As Cleo follows additional leads toward the answers she has sought for years, she finds herself in New York where she finally succeeds in finding her biological roots. I don't want this review to be a spoiler so won't go into it any more than to say it's a surprising yet very satisfying ending which answers all the questions presented in previous episodes. I do suggest, however, that readers might want to refresh their memories of how Baby Girl 3: "City by the Bay" ended because this one picks up at that point without fanfare. In fact, if you haven't followed Cleo throughout her quest you should read all previous episodes first to fully appreciate this great conclusion.
There is plenty of food for thought in this volume as Cleo synthesizes some important lessons. One is that a person's biological family is often not the desired source of nurturing and love you might expect. Orphans and adopted children tend to fill this painful gap in their background with an idealized version of who their parents are, which is seldom accurate. At some point it becomes apparent that parental surrogates and role models who have been there when you needed them as well as friends who have accepted, helped and loved you for who you are, even when you didn't know yourself, are your true family as opposed to blood relatives.
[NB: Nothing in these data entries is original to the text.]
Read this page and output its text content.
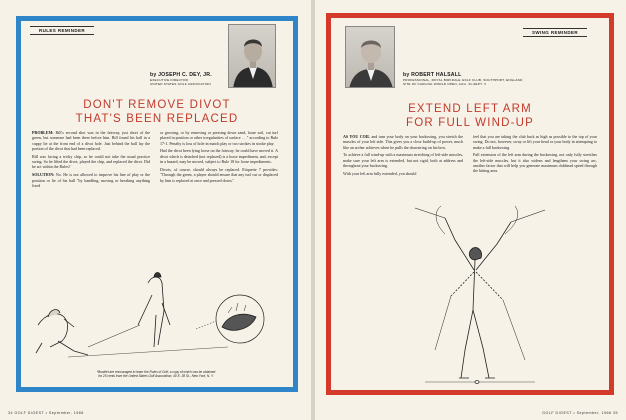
RULES REMINDER
by JOSEPH C. DEY, JR.
EXECUTIVE DIRECTOR
UNITED STATES GOLF ASSOCIATION
DON'T REMOVE DIVOT
THAT'S BEEN REPLACED

PROBLEM: Bill's second shot was in the fairway, just short of the green, but someone had been there before him. Bill found his ball in a cuppy lie at the front end of a divot hole. Just behind the ball lay the portion of the divot that had been replaced.

Bill was facing a tricky chip, so he could not take the usual practice swing. So he lifted the divot, played the chip, and replaced the divot. Did he act within the Rules?

SOLUTION: No. He is not allowed to improve his line of play or the position or lie of his ball "by handling, moving or breaking anything fixed

or growing, or by removing or pressing down sand, loose soil, cut turf placed in position or other irregularities of surface . . ." according to Rule 17-1. Penalty is loss of hole in match play or two strokes in stroke play.

Had the divot been lying loose on the fairway, he could have moved it. A divot which is detached (not replaced) is a loose impediment, and, except in a hazard, may be moved, subject to Rule 18 for loose impediments.

Divots, of course, should always be replaced. Etiquette 7 provides: "Through the green, a player should ensure that any turf cut or displaced by him is replaced at once and pressed down."

*Booklet are encouraged to learn the Rules of Golf, a copy of which can be obtained
for 25 cents from the United States Golf Association, 40 E. 38 St., New York, N. Y.
34 GOLF DIGEST • September, 1966
SWING REMINDER
by ROBERT HALSALL
PROFESSIONAL, ROYAL BIRKDALE GOLF CLUB, SOUTHPORT, ENGLAND
SITE OF CARLING WORLD OPEN, AUG. 31-SEPT. 3
EXTEND LEFT ARM
FOR FULL WIND-UP

AS YOU COIL and turn your body on your backswing, you stretch the muscles of your left side. This gives you a close build-up of power, much like an archer achieves when he pulls the drawstring on his bow.

To achieve a full wind-up with a maximum stretching of left-side muscles, make sure your left arm is extended, but not rigid, both at address and throughout your backswing.

With your left arm fully extended, you should

feel that you are taking the club back as high as possible to the top of your swing. Do not, however, sway or lift your head or your body in attempting to make a full backswing.

Full extension of the left arm during the backswing, not only fully stretches the left-side muscles, but it also widens and lengthens your swing arc, another factor that will help you generate maximum clubhead speed through the hitting area.

GOLF DIGEST • September, 1966 35
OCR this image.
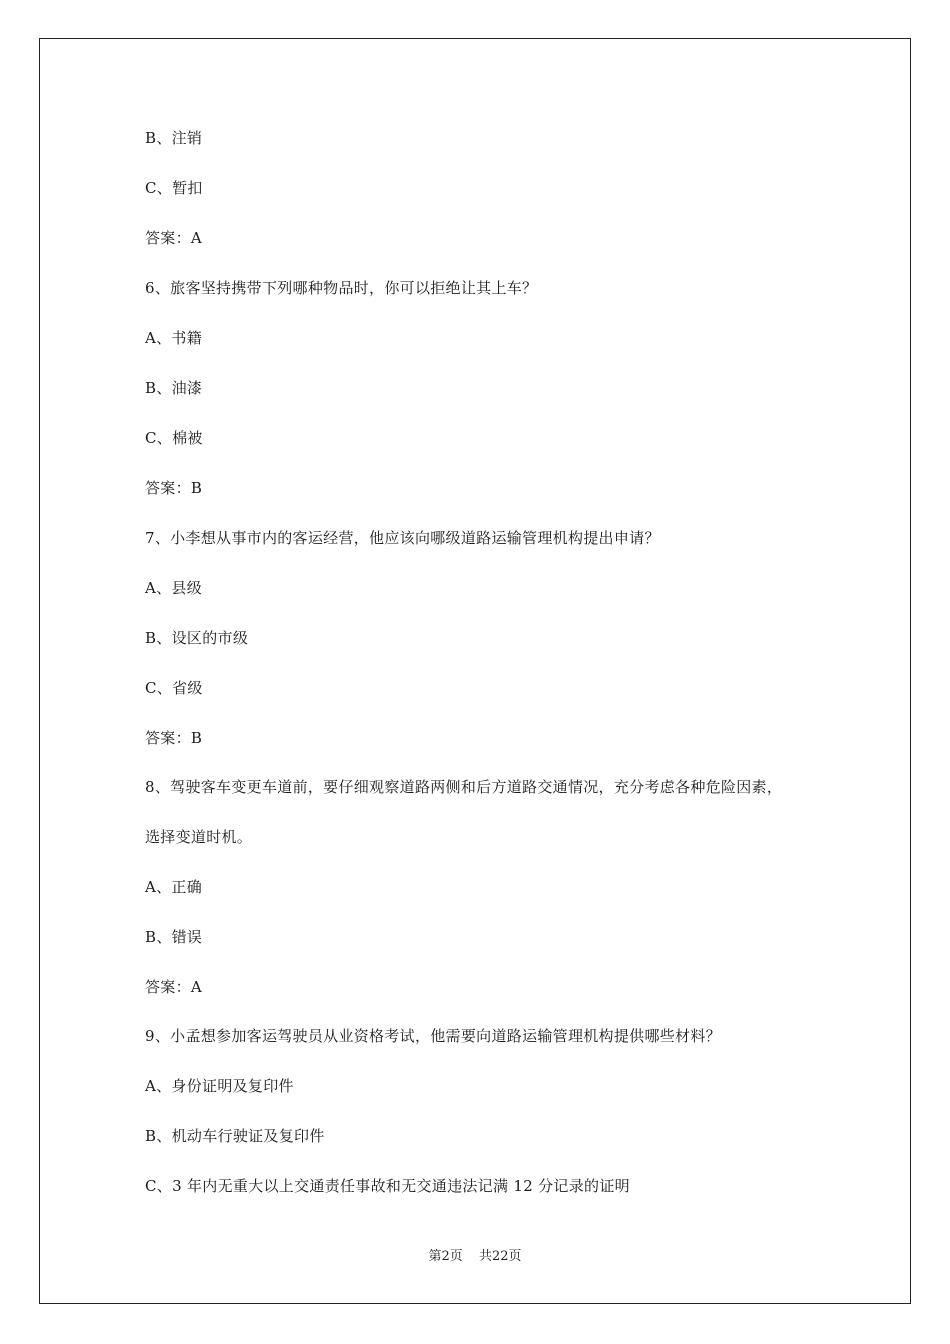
B、注销
C、暂扣
答案：A
6、旅客坚持携带下列哪种物品时，你可以拒绝让其上车？
A、书籍
B、油漆
C、棉被
答案：B
7、小李想从事市内的客运经营，他应该向哪级道路运输管理机构提出申请？
A、县级
B、设区的市级
C、省级
答案：B
8、驾驶客车变更车道前，要仔细观察道路两侧和后方道路交通情况，充分考虑各种危险因素，
选择变道时机。
A、正确
B、错误
答案：A
9、小孟想参加客运驾驶员从业资格考试，他需要向道路运输管理机构提供哪些材料？
A、身份证明及复印件
B、机动车行驶证及复印件
C、3 年内无重大以上交通责任事故和无交通违法记满 12 分记录的证明
第2页 共22页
Often when people think they're bereft of anyone who loves them it's simply because they have not yet learned to know and love themselves.
Throughout this series Cleo has assumed various personas such as Justine when she was in Paris and Shanna in San Francisco as she attempted to hide from her unknown enemies. These were never entirely comfortable for her because she knew they didn't represent who she really was. When she eventually discovers the identity of her biological family and finally answers the question which has haunted her most of her life, she realizes that it doesn't change as much as she expected. She's still the same person she's always been and is actually better for her experiences than she probably would have been if she'd been raised by her biological family. This knowledge frees her at last just to be Cleo, who she's been all along.